If the matter cannot be dealt with by other means, in the case of dispute a Court may have to determine the issue.

The Court could consider that in the circumstances neither party’s terms apply and, therefore, imply terms that it considers to be appropriate. Alternatively, a Court may even find that in fact no contractual relationship came into existence but the supplier is entitled to a reasonable fee for goods or services provided.
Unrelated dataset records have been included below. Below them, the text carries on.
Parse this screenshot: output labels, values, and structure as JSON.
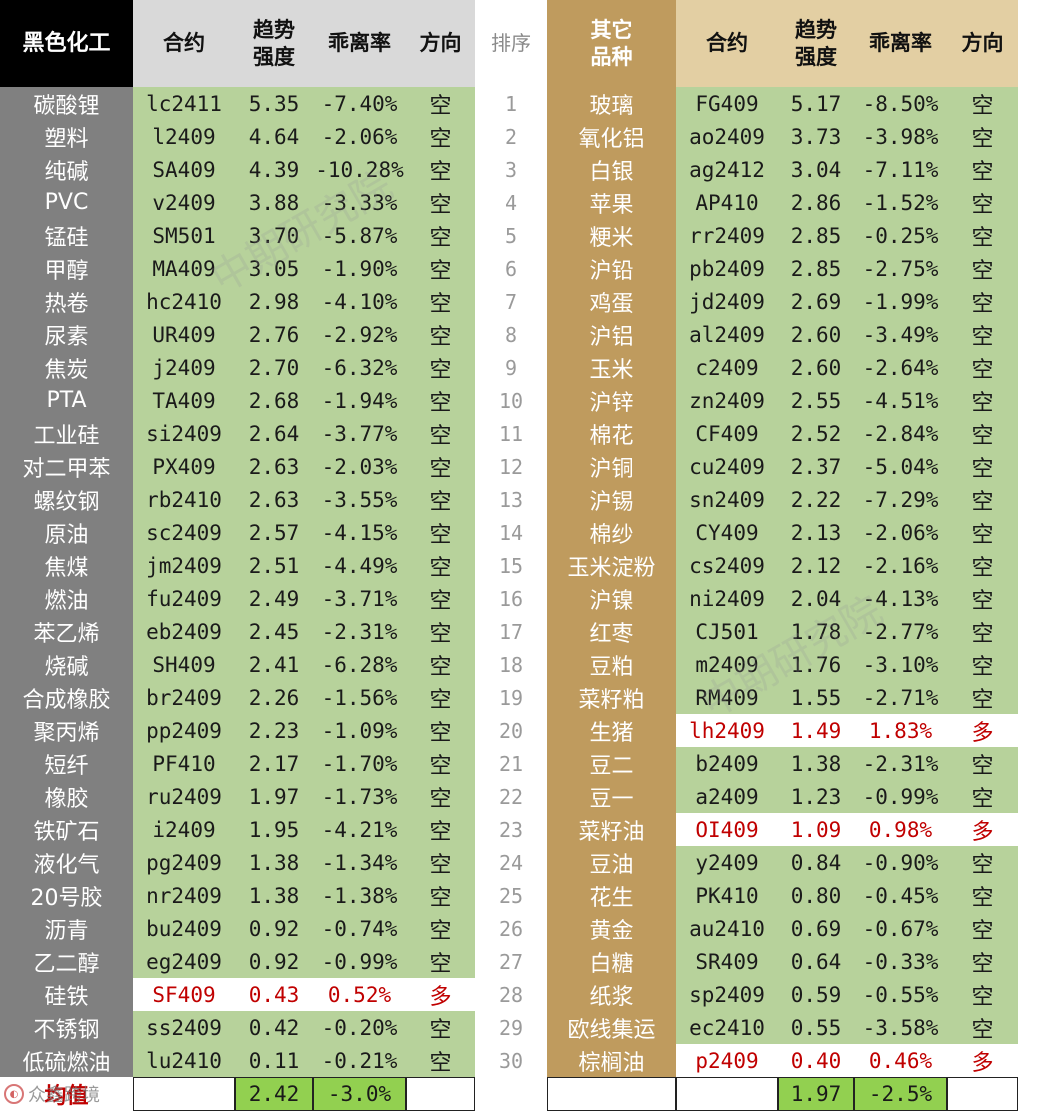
{
  "headers": {
    "left_category": "黑色化工",
    "contract": "合约",
    "trend_line1": "趋势",
    "trend_line2": "强度",
    "deviation": "乖离率",
    "direction": "方向",
    "rank": "排序",
    "right_category_line1": "其它",
    "right_category_line2": "品种"
  },
  "left_rows": [
    {
      "name": "碳酸锂",
      "contract": "lc2411",
      "trend": "5.35",
      "deviation": "-7.40%",
      "direction": "空",
      "highlight": false
    },
    {
      "name": "塑料",
      "contract": "l2409",
      "trend": "4.64",
      "deviation": "-2.06%",
      "direction": "空",
      "highlight": false
    },
    {
      "name": "纯碱",
      "contract": "SA409",
      "trend": "4.39",
      "deviation": "-10.28%",
      "direction": "空",
      "highlight": false
    },
    {
      "name": "PVC",
      "contract": "v2409",
      "trend": "3.88",
      "deviation": "-3.33%",
      "direction": "空",
      "highlight": false
    },
    {
      "name": "锰硅",
      "contract": "SM501",
      "trend": "3.70",
      "deviation": "-5.87%",
      "direction": "空",
      "highlight": false
    },
    {
      "name": "甲醇",
      "contract": "MA409",
      "trend": "3.05",
      "deviation": "-1.90%",
      "direction": "空",
      "highlight": false
    },
    {
      "name": "热卷",
      "contract": "hc2410",
      "trend": "2.98",
      "deviation": "-4.10%",
      "direction": "空",
      "highlight": false
    },
    {
      "name": "尿素",
      "contract": "UR409",
      "trend": "2.76",
      "deviation": "-2.92%",
      "direction": "空",
      "highlight": false
    },
    {
      "name": "焦炭",
      "contract": "j2409",
      "trend": "2.70",
      "deviation": "-6.32%",
      "direction": "空",
      "highlight": false
    },
    {
      "name": "PTA",
      "contract": "TA409",
      "trend": "2.68",
      "deviation": "-1.94%",
      "direction": "空",
      "highlight": false
    },
    {
      "name": "工业硅",
      "contract": "si2409",
      "trend": "2.64",
      "deviation": "-3.77%",
      "direction": "空",
      "highlight": false
    },
    {
      "name": "对二甲苯",
      "contract": "PX409",
      "trend": "2.63",
      "deviation": "-2.03%",
      "direction": "空",
      "highlight": false
    },
    {
      "name": "螺纹钢",
      "contract": "rb2410",
      "trend": "2.63",
      "deviation": "-3.55%",
      "direction": "空",
      "highlight": false
    },
    {
      "name": "原油",
      "contract": "sc2409",
      "trend": "2.57",
      "deviation": "-4.15%",
      "direction": "空",
      "highlight": false
    },
    {
      "name": "焦煤",
      "contract": "jm2409",
      "trend": "2.51",
      "deviation": "-4.49%",
      "direction": "空",
      "highlight": false
    },
    {
      "name": "燃油",
      "contract": "fu2409",
      "trend": "2.49",
      "deviation": "-3.71%",
      "direction": "空",
      "highlight": false
    },
    {
      "name": "苯乙烯",
      "contract": "eb2409",
      "trend": "2.45",
      "deviation": "-2.31%",
      "direction": "空",
      "highlight": false
    },
    {
      "name": "烧碱",
      "contract": "SH409",
      "trend": "2.41",
      "deviation": "-6.28%",
      "direction": "空",
      "highlight": false
    },
    {
      "name": "合成橡胶",
      "contract": "br2409",
      "trend": "2.26",
      "deviation": "-1.56%",
      "direction": "空",
      "highlight": false
    },
    {
      "name": "聚丙烯",
      "contract": "pp2409",
      "trend": "2.23",
      "deviation": "-1.09%",
      "direction": "空",
      "highlight": false
    },
    {
      "name": "短纤",
      "contract": "PF410",
      "trend": "2.17",
      "deviation": "-1.70%",
      "direction": "空",
      "highlight": false
    },
    {
      "name": "橡胶",
      "contract": "ru2409",
      "trend": "1.97",
      "deviation": "-1.73%",
      "direction": "空",
      "highlight": false
    },
    {
      "name": "铁矿石",
      "contract": "i2409",
      "trend": "1.95",
      "deviation": "-4.21%",
      "direction": "空",
      "highlight": false
    },
    {
      "name": "液化气",
      "contract": "pg2409",
      "trend": "1.38",
      "deviation": "-1.34%",
      "direction": "空",
      "highlight": false
    },
    {
      "name": "20号胶",
      "contract": "nr2409",
      "trend": "1.38",
      "deviation": "-1.38%",
      "direction": "空",
      "highlight": false
    },
    {
      "name": "沥青",
      "contract": "bu2409",
      "trend": "0.92",
      "deviation": "-0.74%",
      "direction": "空",
      "highlight": false
    },
    {
      "name": "乙二醇",
      "contract": "eg2409",
      "trend": "0.92",
      "deviation": "-0.99%",
      "direction": "空",
      "highlight": false
    },
    {
      "name": "硅铁",
      "contract": "SF409",
      "trend": "0.43",
      "deviation": "0.52%",
      "direction": "多",
      "highlight": true
    },
    {
      "name": "不锈钢",
      "contract": "ss2409",
      "trend": "0.42",
      "deviation": "-0.20%",
      "direction": "空",
      "highlight": false
    },
    {
      "name": "低硫燃油",
      "contract": "lu2410",
      "trend": "0.11",
      "deviation": "-0.21%",
      "direction": "空",
      "highlight": false
    }
  ],
  "right_rows": [
    {
      "name": "玻璃",
      "contract": "FG409",
      "trend": "5.17",
      "deviation": "-8.50%",
      "direction": "空",
      "highlight": false
    },
    {
      "name": "氧化铝",
      "contract": "ao2409",
      "trend": "3.73",
      "deviation": "-3.98%",
      "direction": "空",
      "highlight": false
    },
    {
      "name": "白银",
      "contract": "ag2412",
      "trend": "3.04",
      "deviation": "-7.11%",
      "direction": "空",
      "highlight": false
    },
    {
      "name": "苹果",
      "contract": "AP410",
      "trend": "2.86",
      "deviation": "-1.52%",
      "direction": "空",
      "highlight": false
    },
    {
      "name": "粳米",
      "contract": "rr2409",
      "trend": "2.85",
      "deviation": "-0.25%",
      "direction": "空",
      "highlight": false
    },
    {
      "name": "沪铅",
      "contract": "pb2409",
      "trend": "2.85",
      "deviation": "-2.75%",
      "direction": "空",
      "highlight": false
    },
    {
      "name": "鸡蛋",
      "contract": "jd2409",
      "trend": "2.69",
      "deviation": "-1.99%",
      "direction": "空",
      "highlight": false
    },
    {
      "name": "沪铝",
      "contract": "al2409",
      "trend": "2.60",
      "deviation": "-3.49%",
      "direction": "空",
      "highlight": false
    },
    {
      "name": "玉米",
      "contract": "c2409",
      "trend": "2.60",
      "deviation": "-2.64%",
      "direction": "空",
      "highlight": false
    },
    {
      "name": "沪锌",
      "contract": "zn2409",
      "trend": "2.55",
      "deviation": "-4.51%",
      "direction": "空",
      "highlight": false
    },
    {
      "name": "棉花",
      "contract": "CF409",
      "trend": "2.52",
      "deviation": "-2.84%",
      "direction": "空",
      "highlight": false
    },
    {
      "name": "沪铜",
      "contract": "cu2409",
      "trend": "2.37",
      "deviation": "-5.04%",
      "direction": "空",
      "highlight": false
    },
    {
      "name": "沪锡",
      "contract": "sn2409",
      "trend": "2.22",
      "deviation": "-7.29%",
      "direction": "空",
      "highlight": false
    },
    {
      "name": "棉纱",
      "contract": "CY409",
      "trend": "2.13",
      "deviation": "-2.06%",
      "direction": "空",
      "highlight": false
    },
    {
      "name": "玉米淀粉",
      "contract": "cs2409",
      "trend": "2.12",
      "deviation": "-2.16%",
      "direction": "空",
      "highlight": false
    },
    {
      "name": "沪镍",
      "contract": "ni2409",
      "trend": "2.04",
      "deviation": "-4.13%",
      "direction": "空",
      "highlight": false
    },
    {
      "name": "红枣",
      "contract": "CJ501",
      "trend": "1.78",
      "deviation": "-2.77%",
      "direction": "空",
      "highlight": false
    },
    {
      "name": "豆粕",
      "contract": "m2409",
      "trend": "1.76",
      "deviation": "-3.10%",
      "direction": "空",
      "highlight": false
    },
    {
      "name": "菜籽粕",
      "contract": "RM409",
      "trend": "1.55",
      "deviation": "-2.71%",
      "direction": "空",
      "highlight": false
    },
    {
      "name": "生猪",
      "contract": "lh2409",
      "trend": "1.49",
      "deviation": "1.83%",
      "direction": "多",
      "highlight": true
    },
    {
      "name": "豆二",
      "contract": "b2409",
      "trend": "1.38",
      "deviation": "-2.31%",
      "direction": "空",
      "highlight": false
    },
    {
      "name": "豆一",
      "contract": "a2409",
      "trend": "1.23",
      "deviation": "-0.99%",
      "direction": "空",
      "highlight": false
    },
    {
      "name": "菜籽油",
      "contract": "OI409",
      "trend": "1.09",
      "deviation": "0.98%",
      "direction": "多",
      "highlight": true
    },
    {
      "name": "豆油",
      "contract": "y2409",
      "trend": "0.84",
      "deviation": "-0.90%",
      "direction": "空",
      "highlight": false
    },
    {
      "name": "花生",
      "contract": "PK410",
      "trend": "0.80",
      "deviation": "-0.45%",
      "direction": "空",
      "highlight": false
    },
    {
      "name": "黄金",
      "contract": "au2410",
      "trend": "0.69",
      "deviation": "-0.67%",
      "direction": "空",
      "highlight": false
    },
    {
      "name": "白糖",
      "contract": "SR409",
      "trend": "0.64",
      "deviation": "-0.33%",
      "direction": "空",
      "highlight": false
    },
    {
      "name": "纸浆",
      "contract": "sp2409",
      "trend": "0.59",
      "deviation": "-0.55%",
      "direction": "空",
      "highlight": false
    },
    {
      "name": "欧线集运",
      "contract": "ec2410",
      "trend": "0.55",
      "deviation": "-3.58%",
      "direction": "空",
      "highlight": false
    },
    {
      "name": "棕榈油",
      "contract": "p2409",
      "trend": "0.40",
      "deviation": "0.46%",
      "direction": "多",
      "highlight": true
    }
  ],
  "ranks": [
    "1",
    "2",
    "3",
    "4",
    "5",
    "6",
    "7",
    "8",
    "9",
    "10",
    "11",
    "12",
    "13",
    "14",
    "15",
    "16",
    "17",
    "18",
    "19",
    "20",
    "21",
    "22",
    "23",
    "24",
    "25",
    "26",
    "27",
    "28",
    "29",
    "30"
  ],
  "footer": {
    "label": "均值",
    "left_trend_avg": "2.42",
    "left_deviation_avg": "-3.0%",
    "right_trend_avg": "1.97",
    "right_deviation_avg": "-2.5%"
  },
  "watermark_text": "中期研究院",
  "logo_text": "众鑫跨境",
  "colors": {
    "left_header": "#000000",
    "left_name_bg": "#808080",
    "right_name_bg": "#bf9b5e",
    "data_bg": "#b7d29b",
    "avg_bg": "#92d050",
    "long_text": "#c00000"
  }
}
Of course, a Court determining the issue means that you will have had to have gone to the time and expense of Court proceedings, leaving matters to the discretion of the Court with no guarantee as to the outcome.

Key considerations

In light of the above, it is important to consider the following elements when seeking to rely on your
own terms and conditions of business:

  • Ensuring that the other party has had reasonable notice of the terms and conditions – for example, new contract terms cannot be introduced after the contract has been formed, unless agreed by the parties. Further, seeking to impose terms and conditions of business by issuing them on the reverse of an invoice is unlikely to be sufficient because invoices are in many cases issued after the contract has been made.
  • Has the other party accepted those terms or have they attempted to impose contradictory terms of their own? Beware of the other party confirming an order but saying it is subject to their own terms and conditions!
  • Are the provisions of the terms and conditions of business clear and unambiguous? If you are seeking to rely on a particular term, you need to be able to demonstrate that it is clear and leaves no doubt as to what was intended.
  • Do the terms and conditions give you the rights and protection required? You should carry out a thorough review of your operations to ensure that your terms and conditions cover what you want them to.
  • Care must be taken not to use out-of-date terms and conditions; those that have been put together using a variety of precedents but which do not accurately reflect the relationship between the parties, the business operations or the nature of the business itself; or even, as indicated above, accepting another party’s terms in substitution for your own.
  • Does your sales/contracts team recognise the importance of ensuring that your terms and conditions of business apply? Appropriate training and warnings should be provided which in turn should assist in minimising the risk of dispute.

Conclusions

Ultimately, written terms and conditions are incredibly important for your business operations. Not only can they protect your position in the event of dispute (acting both as an aid to settling matters and also by protecting you against the possibility of a claim being made in the first place), they are also good risk management practice. In some cases having terms and conditions can help to reduce the cost of professional indemnity insurance and, of course, they enhance your business image by showing you take things seriously.

Please note that the information in this article is not designed to provide legal or other advice or create a solicitor - client relationship. No liability is accepted for any loss caused in reliance upon its content and you should not take or refrain from taking action based upon the same.